Nyah Gentry can’t wait to pursue her childhood dream come September at UBC.
The Grade 12 student at South Delta Secondary is a recipient of the $40,000 Beedie Luminaries scholarship that she will apply towards her studies to become a veterinarian.
The Beedie Luminaries were created for promising British Columbia students who are facing financial adversity, are “resilient and gritty” and ready to make a “positive change” in their lives.
The application process was extensive.
“I had to make a one-minute ‘future focus’ video, explaining where I see myself and what I want to do with my future,” explained Gentry. “I also had to write an essay on my volunteer contributions and extracurriculars, and another about my personal life and the things I have gone through and what it has made me into.”
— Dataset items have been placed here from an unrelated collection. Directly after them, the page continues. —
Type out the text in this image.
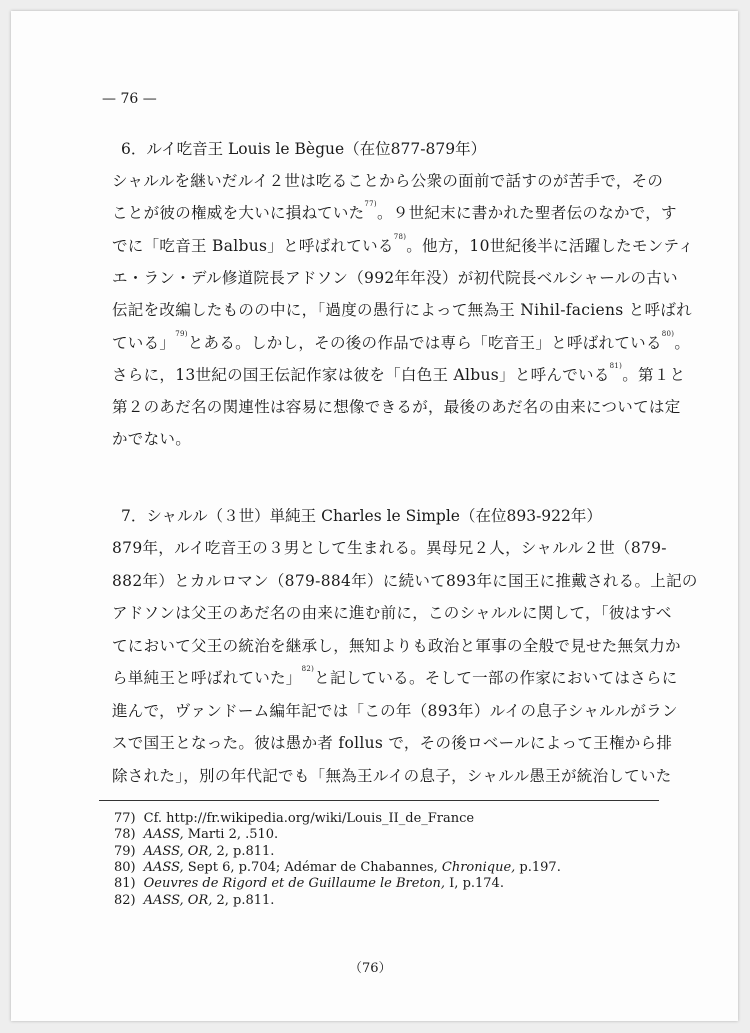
— 76 —
6．ルイ吃音王 Louis le Bègue（在位877-879年）
シャルルを継いだルイ２世は吃ることから公衆の面前で話すのが苦手で，その
ことが彼の権威を大いに損ねていた$^{77)}$。９世紀末に書かれた聖者伝のなかで，す
でに「吃音王 Balbus」と呼ばれている$^{78)}$。他方，10世紀後半に活躍したモンティ
エ・ラン・デル修道院長アドソン（992年年没）が初代院長ベルシャールの古い
伝記を改編したものの中に，「過度の愚行によって無為王 Nihil-faciens と呼ばれ
ている」$^{79)}$とある。しかし，その後の作品では専ら「吃音王」と呼ばれている$^{80)}$。
さらに，13世紀の国王伝記作家は彼を「白色王 Albus」と呼んでいる$^{81)}$。第１と
第２のあだ名の関連性は容易に想像できるが，最後のあだ名の由来については定
かでない。
7．シャルル（３世）単純王 Charles le Simple（在位893-922年）
879年，ルイ吃音王の３男として生まれる。異母兄２人，シャルル２世（879-
882年）とカルロマン（879-884年）に続いて893年に国王に推戴される。上記の
アドソンは父王のあだ名の由来に進む前に，このシャルルに関して，「彼はすべ
てにおいて父王の統治を継承し，無知よりも政治と軍事の全般で見せた無気力か
ら単純王と呼ばれていた」$^{82)}$と記している。そして一部の作家においてはさらに
進んで，ヴァンドーム編年記では「この年（893年）ルイの息子シャルルがラン
スで国王となった。彼は愚か者 follus で，その後ロベールによって王権から排
除された」，別の年代記でも「無為王ルイの息子，シャルル愚王が統治していた
77) Cf. http://fr.wikipedia.org/wiki/Louis_II_de_France
78) AASS, Marti 2, .510.
79) AASS, OR, 2, p.811.
80) AASS, Sept 6, p.704; Adémar de Chabannes, Chronique, p.197.
81) Oeuvres de Rigord et de Guillaume le Breton, I, p.174.
82) AASS, OR, 2, p.811.
（76）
Raised by a single parent her entire life, Gentry and her mom Stacey lived in her grandparents’ basement in Surrey before moving to Tsawwassen prior to her Grade 8 school year. They also welcomed into their new home a soon-to-be 40-year-old with autism.
It was through her work at the Delta Community Living Society, Stacey got to know Roger Au. They developed such a bond through weekend outings and the occasional overnight stays that Stacey was hired by the Sources Society to home share with Roger.
“He was just a really great fit for us and he ended up needing a home, so we decided making that transition move as a family to Tsawwassen,” recalled Gentry. “He is the closest thing I have as a brother.”
The adjustment of attending SDSS proved to be a significant one for Nyah.
Being mixed race was never an issue in Surrey, a city loaded with multiculturalism in every school. South Delta was a much different environment and some kids can be cruel, she said.
“In Surrey I just never stood out. As soon as I came to Tsawwassen, I had my hair natural and I would get pointed at and laughed at, even by my friends, because my hair was big so I decided to straighten it permanently so I wouldn’t get laughed at,” said Gentry. “I have had people yell the ‘N’ word at me in the hallways and then just run away. I was asked a lot if I was adopted because my mom is white.”
Gentry has come out of it all a better and a more determined person, thriving in the classroom that led to her university opportunities.
“It has only made me a stronger person,” she continued. “It’s all guys to be honest and I have definitely put them in their place. (Laughing) There is a reason they run away.”
Gentry said she will let her hair go “natural” again when it comes time to begin her studies at Point Grey. She has wanted to be a vet for as long as she can remember and the French Immersion student describes herself as a “science nerd.”
“I’ve never been so sure of anything more in my life. There not a single doubt in my mind of what I am supposed to do in my life. Being a vet is my purpose. The way I feel in the presence of animals is indescribable,” she added.
“I always thought when I go university I will be able to grow out my hair naturally and be who I am rather than conform to what the society is. “I’m really looking forward to meeting people from different countries. Meeting students with same passion and drive I have.”
Three other students in the Delta School District also received Beedie Luminaries scholarships.
They include Naba Naqvi and Matthew Chan from North Delta's Seaquam Secondary and Beatrice Sebastian from North Delta's Burnsview Secondary.
Ryan Beedie, through his foundation, Beedie Luminaries, has awarded $5.1 million in scholarships to 112 B.C. Grade 12 students as well as 15 single parents looking to pursue further education.
This is the third year that Beedie Luminaries has given scholarships to high school students and the first year that it has awarded them to single parents.